17.9.08

La abstención setzual

Fui a un colegio de no monjas católico. Con más precisión, hice la secundaria en un colegio dirigido por una ex-monja arrepentida que comulgaba diario y nos decía que dejar entrar a María en tu corazón era la mera neta del planeta. Como en aquellos días (sic) no había colegio de Legionarios de Cristo a la mano (el más cercano estaba en Torreón), los otros colegios sí-nice nos dejaban hacernos las ilusiones de ser como ellos y rezábamos el rosario a las 7.45 a.m., íbamos a misa los viernes-primero y teníamos grupos juveniles pseudo religiosos donde se encargaban de lavarnos el cerebro y de decirnos que las relaciones sexuales eran como la cinta scotch: entre más las usabas, menos servían. 

También nos hicieron leer a Carlos-Cuauhtémoc-Sánchez (sic). 
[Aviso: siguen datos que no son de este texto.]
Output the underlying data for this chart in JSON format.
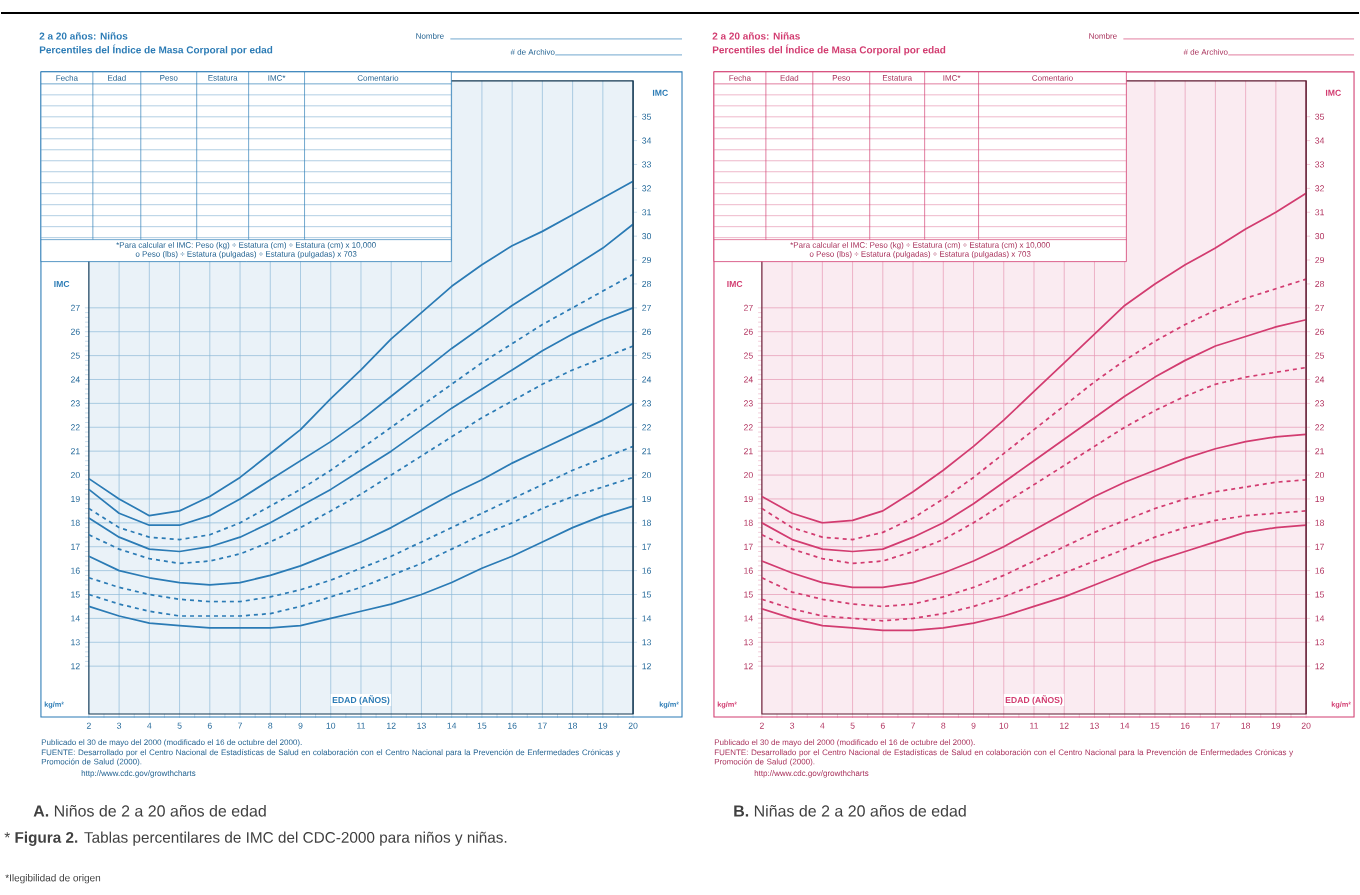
{
  "chart_data": [
    {
      "type": "line",
      "subtitle": "2 a 20 años: Niños",
      "title": "Percentiles del Índice de Masa Corporal por edad",
      "xlabel": "EDAD (AÑOS)",
      "ylabel": "IMC",
      "y2label": "IMC",
      "x": [
        2,
        3,
        4,
        5,
        6,
        7,
        8,
        9,
        10,
        11,
        12,
        13,
        14,
        15,
        16,
        17,
        18,
        19,
        20
      ],
      "xlim": [
        2,
        20
      ],
      "xticks": [
        2,
        3,
        4,
        5,
        6,
        7,
        8,
        9,
        10,
        11,
        12,
        13,
        14,
        15,
        16,
        17,
        18,
        19,
        20
      ],
      "ylim": [
        10,
        36.5
      ],
      "yticks": [
        12,
        13,
        14,
        15,
        16,
        17,
        18,
        19,
        20,
        21,
        22,
        23,
        24,
        25,
        26,
        27
      ],
      "y2lim": [
        10,
        36.5
      ],
      "y2ticks": [
        12,
        13,
        14,
        15,
        16,
        17,
        18,
        19,
        20,
        21,
        22,
        23,
        24,
        25,
        26,
        27,
        28,
        29,
        30,
        31,
        32,
        33,
        34,
        35
      ],
      "grid": true,
      "series": [
        {
          "color": "#2b7bb5",
          "line_style": "solid",
          "values": [
            19.85,
            19.0,
            18.3,
            18.5,
            19.1,
            19.9,
            20.9,
            21.9,
            23.2,
            24.4,
            25.7,
            26.8,
            27.9,
            28.8,
            29.6,
            30.2,
            30.9,
            31.6,
            32.3
          ]
        },
        {
          "color": "#2b7bb5",
          "line_style": "solid",
          "values": [
            19.4,
            18.4,
            17.9,
            17.9,
            18.3,
            19.0,
            19.8,
            20.6,
            21.4,
            22.3,
            23.3,
            24.3,
            25.3,
            26.2,
            27.1,
            27.9,
            28.7,
            29.5,
            30.5
          ]
        },
        {
          "color": "#2b7bb5",
          "line_style": "dashed",
          "values": [
            18.6,
            17.8,
            17.4,
            17.3,
            17.5,
            18.0,
            18.7,
            19.4,
            20.2,
            21.1,
            22.0,
            22.9,
            23.8,
            24.7,
            25.5,
            26.3,
            27.0,
            27.7,
            28.4
          ]
        },
        {
          "color": "#2b7bb5",
          "line_style": "solid",
          "values": [
            18.2,
            17.4,
            16.9,
            16.8,
            17.0,
            17.4,
            18.0,
            18.7,
            19.4,
            20.2,
            21.0,
            21.9,
            22.8,
            23.6,
            24.4,
            25.2,
            25.9,
            26.5,
            27.0
          ]
        },
        {
          "color": "#2b7bb5",
          "line_style": "dashed",
          "values": [
            17.5,
            16.9,
            16.5,
            16.3,
            16.4,
            16.7,
            17.2,
            17.8,
            18.5,
            19.2,
            20.0,
            20.8,
            21.6,
            22.4,
            23.1,
            23.8,
            24.4,
            24.9,
            25.4
          ]
        },
        {
          "color": "#2b7bb5",
          "line_style": "solid",
          "values": [
            16.6,
            16.0,
            15.7,
            15.5,
            15.4,
            15.5,
            15.8,
            16.2,
            16.7,
            17.2,
            17.8,
            18.5,
            19.2,
            19.8,
            20.5,
            21.1,
            21.7,
            22.3,
            23.0
          ]
        },
        {
          "color": "#2b7bb5",
          "line_style": "dashed",
          "values": [
            15.7,
            15.3,
            15.0,
            14.8,
            14.7,
            14.7,
            14.9,
            15.2,
            15.6,
            16.1,
            16.6,
            17.2,
            17.8,
            18.4,
            19.0,
            19.6,
            20.2,
            20.7,
            21.2
          ]
        },
        {
          "color": "#2b7bb5",
          "line_style": "dashed",
          "values": [
            15.0,
            14.6,
            14.3,
            14.1,
            14.1,
            14.1,
            14.2,
            14.5,
            14.9,
            15.3,
            15.8,
            16.3,
            16.9,
            17.5,
            18.0,
            18.6,
            19.1,
            19.5,
            19.9
          ]
        },
        {
          "color": "#2b7bb5",
          "line_style": "solid",
          "values": [
            14.5,
            14.1,
            13.8,
            13.7,
            13.6,
            13.6,
            13.6,
            13.7,
            14.0,
            14.3,
            14.6,
            15.0,
            15.5,
            16.1,
            16.6,
            17.2,
            17.8,
            18.3,
            18.7
          ]
        }
      ],
      "annotations": [
        "Nombre",
        "# de Archivo",
        "Fecha",
        "Edad",
        "Peso",
        "Estatura",
        "IMC*",
        "Comentario",
        "*Para calcular el IMC: Peso (kg) ÷ Estatura (cm) ÷ Estatura (cm) x 10,000",
        "o Peso (lbs) ÷ Estatura (pulgadas) ÷ Estatura (pulgadas) x 703",
        "kg/m²",
        "kg/m²",
        "Publicado el 30 de mayo del 2000 (modificado el 16 de octubre del 2000).",
        "FUENTE: Desarrollado por el Centro Nacional de Estadísticas de Salud en colaboración con el Centro Nacional para la Prevención de Enfermedades Crónicas y Promoción de Salud (2000).",
        "http://www.cdc.gov/growthcharts",
        "**A.** Niños de 2 a 20 años de edad"
      ]
    },
    {
      "type": "line",
      "subtitle": "2 a 20 años: Niñas",
      "title": "Percentiles del Índice de Masa Corporal por edad",
      "xlabel": "EDAD (AÑOS)",
      "ylabel": "IMC",
      "y2label": "IMC",
      "x": [
        2,
        3,
        4,
        5,
        6,
        7,
        8,
        9,
        10,
        11,
        12,
        13,
        14,
        15,
        16,
        17,
        18,
        19,
        20
      ],
      "xlim": [
        2,
        20
      ],
      "xticks": [
        2,
        3,
        4,
        5,
        6,
        7,
        8,
        9,
        10,
        11,
        12,
        13,
        14,
        15,
        16,
        17,
        18,
        19,
        20
      ],
      "ylim": [
        10,
        36.5
      ],
      "yticks": [
        12,
        13,
        14,
        15,
        16,
        17,
        18,
        19,
        20,
        21,
        22,
        23,
        24,
        25,
        26,
        27
      ],
      "y2lim": [
        10,
        36.5
      ],
      "y2ticks": [
        12,
        13,
        14,
        15,
        16,
        17,
        18,
        19,
        20,
        21,
        22,
        23,
        24,
        25,
        26,
        27,
        28,
        29,
        30,
        31,
        32,
        33,
        34,
        35
      ],
      "grid": true,
      "series": [
        {
          "color": "#d23c70",
          "line_style": "solid",
          "values": [
            19.1,
            18.4,
            18.0,
            18.1,
            18.5,
            19.3,
            20.2,
            21.2,
            22.3,
            23.5,
            24.7,
            25.9,
            27.1,
            28.0,
            28.8,
            29.5,
            30.3,
            31.0,
            31.8
          ]
        },
        {
          "color": "#d23c70",
          "line_style": "dashed",
          "values": [
            18.6,
            17.8,
            17.4,
            17.3,
            17.6,
            18.2,
            19.0,
            19.9,
            20.9,
            21.9,
            22.9,
            23.9,
            24.8,
            25.6,
            26.3,
            26.9,
            27.4,
            27.8,
            28.2
          ]
        },
        {
          "color": "#d23c70",
          "line_style": "solid",
          "values": [
            18.0,
            17.3,
            16.9,
            16.8,
            16.9,
            17.4,
            18.0,
            18.8,
            19.7,
            20.6,
            21.5,
            22.4,
            23.3,
            24.1,
            24.8,
            25.4,
            25.8,
            26.2,
            26.5
          ]
        },
        {
          "color": "#d23c70",
          "line_style": "dashed",
          "values": [
            17.5,
            16.9,
            16.5,
            16.3,
            16.4,
            16.8,
            17.3,
            18.0,
            18.8,
            19.6,
            20.4,
            21.2,
            22.0,
            22.7,
            23.3,
            23.8,
            24.1,
            24.3,
            24.5
          ]
        },
        {
          "color": "#d23c70",
          "line_style": "solid",
          "values": [
            16.4,
            15.9,
            15.5,
            15.3,
            15.3,
            15.5,
            15.9,
            16.4,
            17.0,
            17.7,
            18.4,
            19.1,
            19.7,
            20.2,
            20.7,
            21.1,
            21.4,
            21.6,
            21.7
          ]
        },
        {
          "color": "#d23c70",
          "line_style": "dashed",
          "values": [
            15.7,
            15.1,
            14.8,
            14.6,
            14.5,
            14.6,
            14.9,
            15.3,
            15.8,
            16.4,
            17.0,
            17.6,
            18.1,
            18.6,
            19.0,
            19.3,
            19.5,
            19.7,
            19.8
          ]
        },
        {
          "color": "#d23c70",
          "line_style": "dashed",
          "values": [
            14.8,
            14.4,
            14.1,
            14.0,
            13.9,
            14.0,
            14.2,
            14.5,
            14.9,
            15.4,
            15.9,
            16.4,
            16.9,
            17.4,
            17.8,
            18.1,
            18.3,
            18.4,
            18.5
          ]
        },
        {
          "color": "#d23c70",
          "line_style": "solid",
          "values": [
            14.4,
            14.0,
            13.7,
            13.6,
            13.5,
            13.5,
            13.6,
            13.8,
            14.1,
            14.5,
            14.9,
            15.4,
            15.9,
            16.4,
            16.8,
            17.2,
            17.6,
            17.8,
            17.9
          ]
        }
      ],
      "annotations": [
        "Nombre",
        "# de Archivo",
        "Fecha",
        "Edad",
        "Peso",
        "Estatura",
        "IMC*",
        "Comentario",
        "*Para calcular el IMC: Peso (kg) ÷ Estatura (cm) ÷ Estatura (cm) x 10,000",
        "o Peso (lbs) ÷ Estatura (pulgadas) ÷ Estatura (pulgadas) x 703",
        "kg/m²",
        "kg/m²",
        "Publicado el 30 de mayo del 2000 (modificado el 16 de octubre del 2000).",
        "FUENTE: Desarrollado por el Centro Nacional de Estadísticas de Salud en colaboración con el Centro Nacional para la Prevención de Enfermedades Crónicas y Promoción de Salud (2000).",
        "http://www.cdc.gov/growthcharts",
        "**B.** Niñas de 2 a 20 años de edad",
        "* **Figura 2.** Tablas percentilares de IMC del CDC-2000 para niños y niñas.",
        "*Ilegibilidad de origen"
      ]
    }
  ]
}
Nos hicieron víctimas de sus propias pretensiones estilísticas y aunque todos y cada uno de mis 35 compañeritos habían sido concebidos en una noche de pasión (yo no, porque soy tan pura que desciendo directamente de Zeus o de la deidad de la preferencia de mi madre), nos señalaron que había que abstenerse de tener relaciones, porque además de luego tener que abortar de forma clandestina en una clínica mugrienta donde te iban a extirpar al chamaco con una Koblenz, te iba a dar SIDA, nadie te iba a querer y la virgencita iba a llorar lágrimas de sangre por tu pecado. 

...

¿A qué te lleva la abstención? Una vez en mi vida estuve saliendo con el beato y cuasi-perfecto hijo de familia, recuerdo que pretendía casarse a laso 34 años y llegar virgen al matrimonio. Yo era un año más joven que él, lo que implicaba que yo tendría que llegar virgen a los 33 años. Sobres. Me acuerdo que veíamos películas y de repente salía una escena de sexo y se tapaba los ojos. Lindis. Me contaba como sus amigotes se iban a los burdeles en un todo de escándalo que en lugar de admiración me hacía sentir una profunda pena por él y sus limitaciones autoimpuestas. Quizá yo esté mal, pero hasta los perros se cogen con profunda alegría en las calles. Los defensores de la impunidad moral vendrán a decirme que no somos animales y los más "pior" me van a salir con la retahíla imposible de que Diosito nos dio primero el cerebro, luego el corazón y después los genitales por lo tanto deberíamos utilizarlos en ese orden. Pienso yo, que sea el sexo algo totalmente normal, y libre de descargos. Ojo: normal y libre de descargos no implica de modo alguno que andemos por el mundo con las piernas abiertas, sino que se dejen de lado las culpas y las condiciones tontas. Que haya descargo de ignorancia y se despierten las conciencias. Yo diría.